IMAGINE BEING WORRIED sick, struggling to find a mental health clinician to treat your 12-year-old child who is so anxious that he has not been able to go to school for two weeks. You’ve called dozens of private mental health clinicians and treatment centers, day after day, only to hear that they are full and not accepting new patients.
Imagine being a new mother suffering postpartum depression, unable to care for your infant, and unable to get treatment.
Both of these situations are unimaginable tragedies, yet increasingly common here in the Commonwealth, as affordable access to mental health and substance abuse services continues to decline. Perhaps even more tragic is that health insurance company practices are partially responsible for this situation.
One of the major problems clinicians have to deal with is retroactive claims denials, also called clawbacks. Insurance companies can recoup their payments to a clinician months, or even years, after a therapy session takes place and is paid for. Therapists secure prior approval from health insurance companies before treating their patients, and then have to adhere to billing deadlines (usually 60 or 90 days after each session takes place). No similar deadline exists for insurance companies.
Most of the clawback stories we have heard involve insurance companies discovering months – or more often, years – after the fact that they were not actually the insurance of record when the treatment took place. So, even though the therapist called the insurance to make sure their new client was eligible for service, and even though the insurance authorized the treatment, and even though the therapist was paid for the service by the insurance company – still, months or years later, the insurance company might discover they had made a mistake and demand the money back.
Insurance companies are also able to demand to see all of a clinician’s files for a particular client, and can recoup payment if the files do not follow their particular guidelines. It’s like if your employer could take back paychecks you deposited years ago, just because you forgot to endorse the checks.

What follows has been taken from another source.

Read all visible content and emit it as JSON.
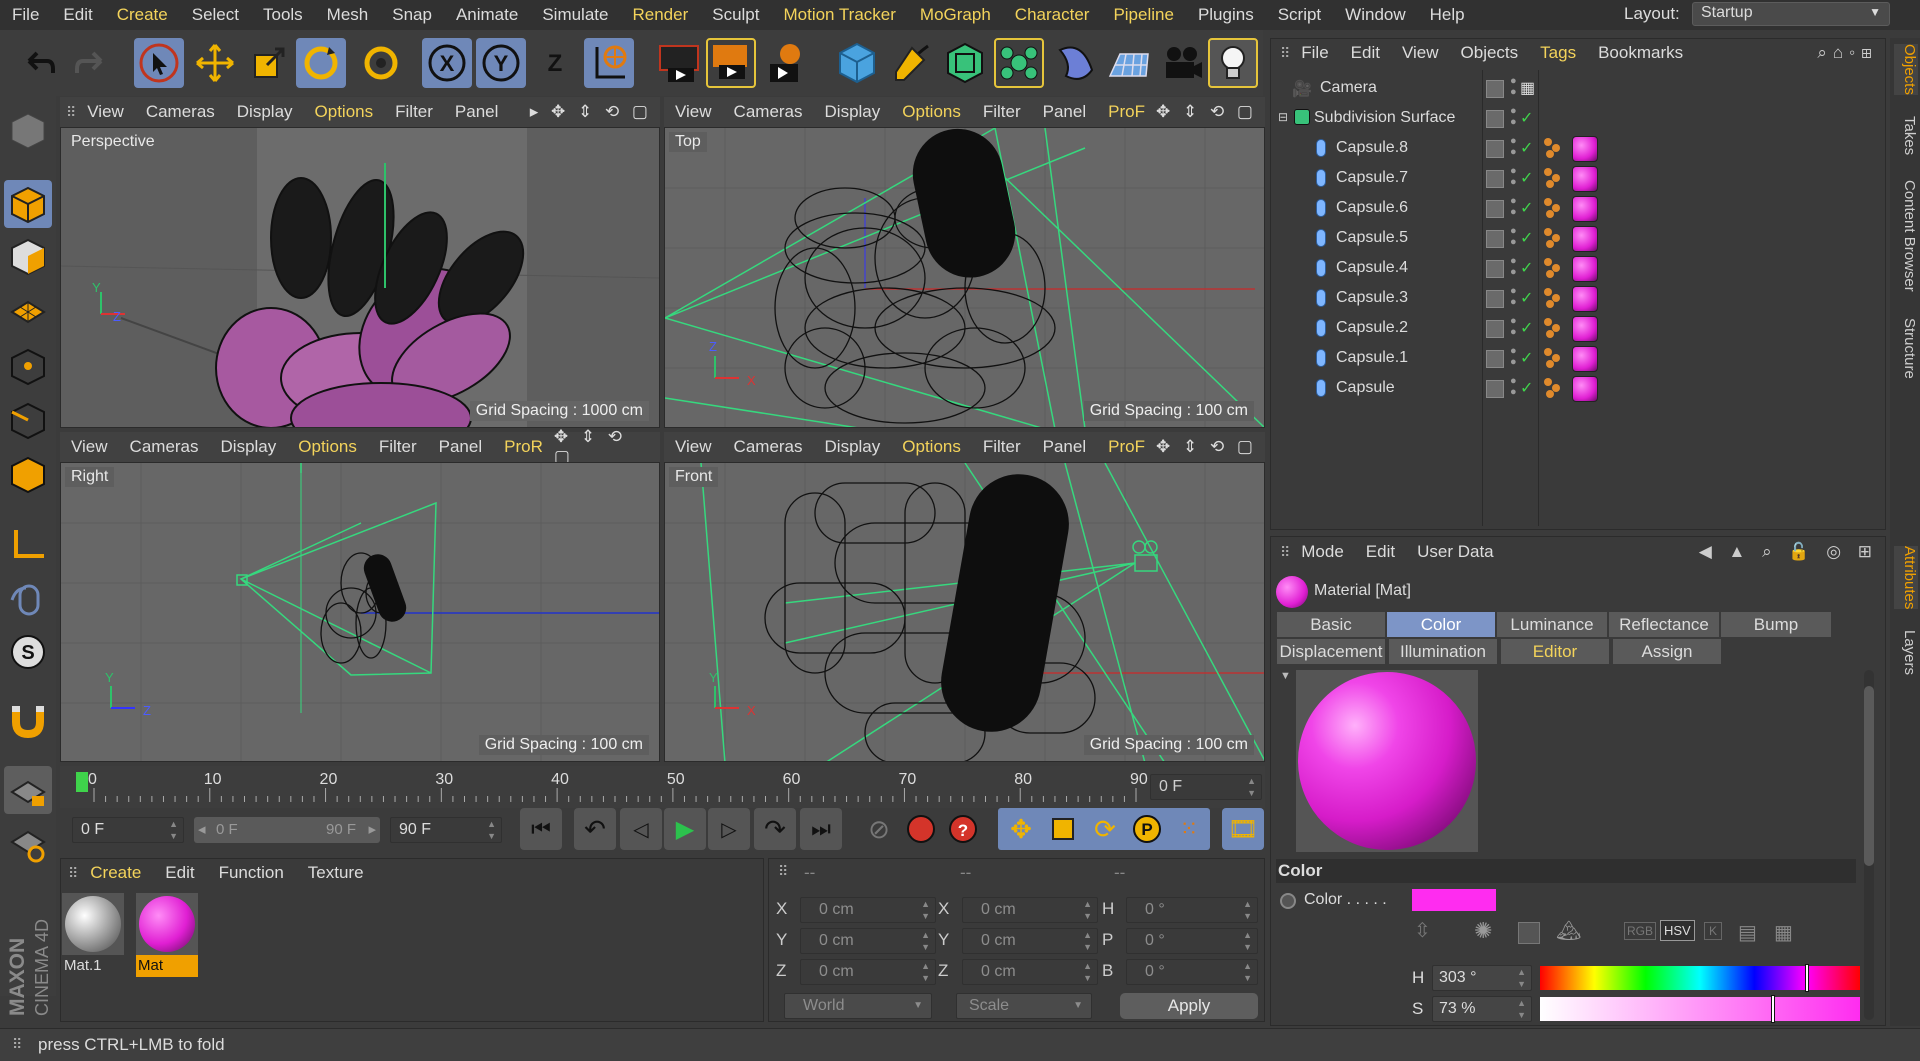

Handling insurance for MassHealth members has additional complications, and this makes it difficult to treat those very patients for whom the Commonwealth needs to expand access to mental health services.
One colleague of ours in private practice received a letter in the mail from an insurer, demanding $27,000 back. According to the Bureau of Labor Statistics, that amount is over half of the median salary of mental health practitioners and counselors. Clawbacks have led to gaping budget holes for the more than 80 community-based mental health and treatment provider organizations in Massachusetts. One South Shore center recently reported clawbacks totaling over $137,000.
The fear of an insurance company retroactively demanding such massive payments has a chilling effect on private mental health clinicians and treatment centers alike – many of which are small businesses. When we discuss the many factors driving down access to mental health care in our state, look no further than these business practices. They are effective, subtle ways for insurance companies to deny critical behavioral health care.
Massachusetts must join over half of the country in passing legislation to protect health care providers from this practice of clawbacks. This session, state Rep. James O’Day and Sen. Michael Rodrigues have introduced a measure that would limit insurance companies to a six-month period for recovering payments for services already completed. It is a critical step toward addressing the grossly unfair business practice of clawbacks and leveling the playing field between mental health clinicians and insurance companies. Insurances should have to adhere to the same timelines and rules that they require of providers.
Our colleagues provide crucial mental health and substance abuse services day-in and day-out, in good faith and in accordance with the best insurance information available to them at the time. Insurance companies routinely violate this good faith and the spirit of our laws when they claw back payments from providers.
Massachusetts can and must do better if we are to address the crisis in access to mental health and substance abuse care.
Erica Kirsners, LICSW, is a clinician and social worker in Brookline. She is a Co-Chair of CliniciansUNITED Executive Committee, a campaign of SEIU Local 509.
Vicker DiGravio is the President and CEO of the Association for Behavioral Healthcare, a statewide association representing more than 80 community-based mental health and addiction treatment provider organizations.